Support for both SHA-256 and MD5 from the command line are provided by default in Ubuntu and probably other flavors of Linux and BSD via the sha256sum and md5sum programs.
On a Mac (10.5) I see the "md5" command-line program, but nothing for SHA-256. Given the hash collision problems with MD5, it is a less-than-ideal choice.
And I can't find any software installed by default on Windows to compute any crypto hashes. The closest to "standard" I've seen was a Microsoft reference to how to download an optional command line program, File Checksum Integrity Verifier utility which can do SHA-1 (which is still relatively safe), but not SHA-256.
One download that I've run across for SHA-256 is hashcalc for cross-platform GUI support, but I haven't vetted it or tried it.
Am I missing any default secure hash software (better than MD5) for Windows or Mac?
Is there a page somewhere that gives good hashing tool advice for a variety of operating systems? Ideally it would lead to safe, convenient GUI solutions.

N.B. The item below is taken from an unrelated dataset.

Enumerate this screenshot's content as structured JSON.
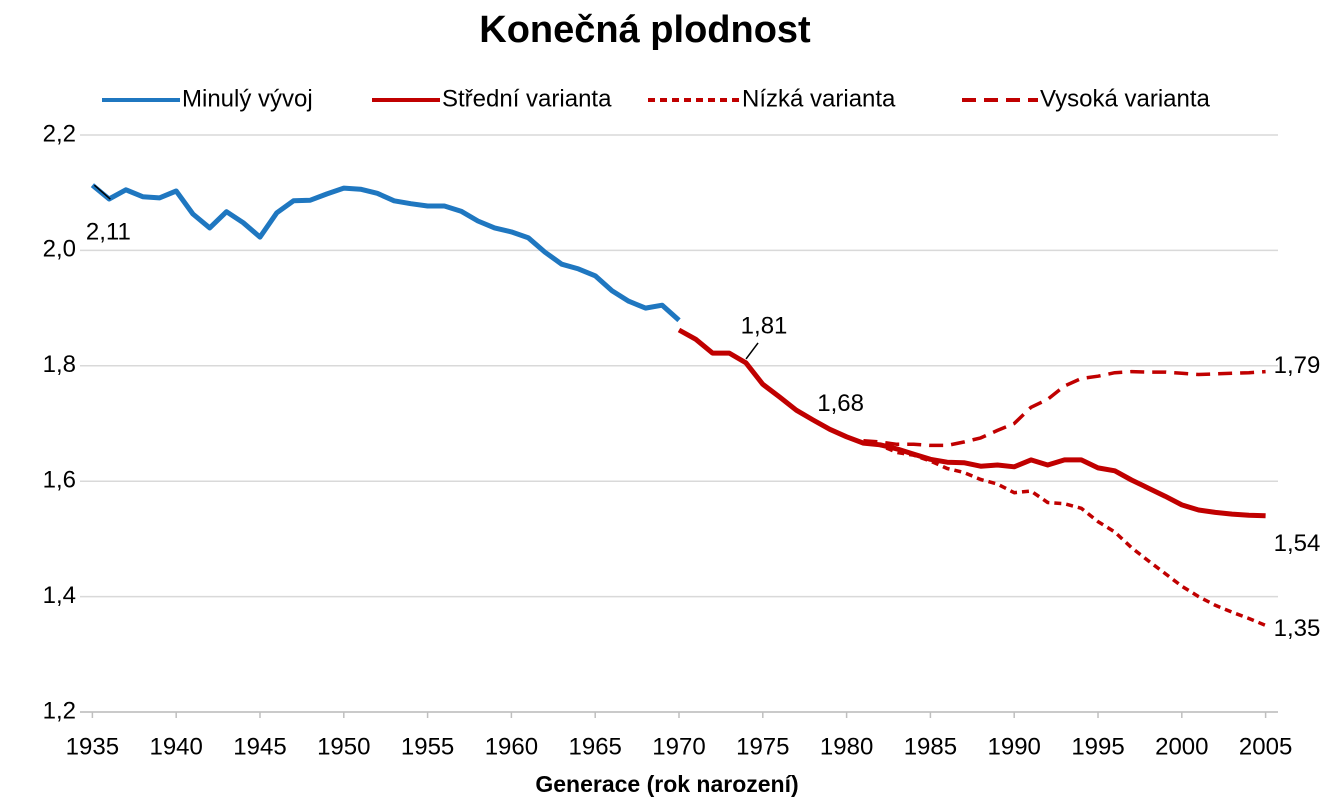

Clarification: I'm looking for advice I can share with others, which will help them safely work with hashes. By "safe" I mean something which, for example, a government employee could relatively easily determine to not be too risky. For example, software installed by default, documented and backed by the vendor, is much less risky than installing some third-party executable off the Internet. If it has to be third-party software, then something that is vetted and recommended by experts is preferred.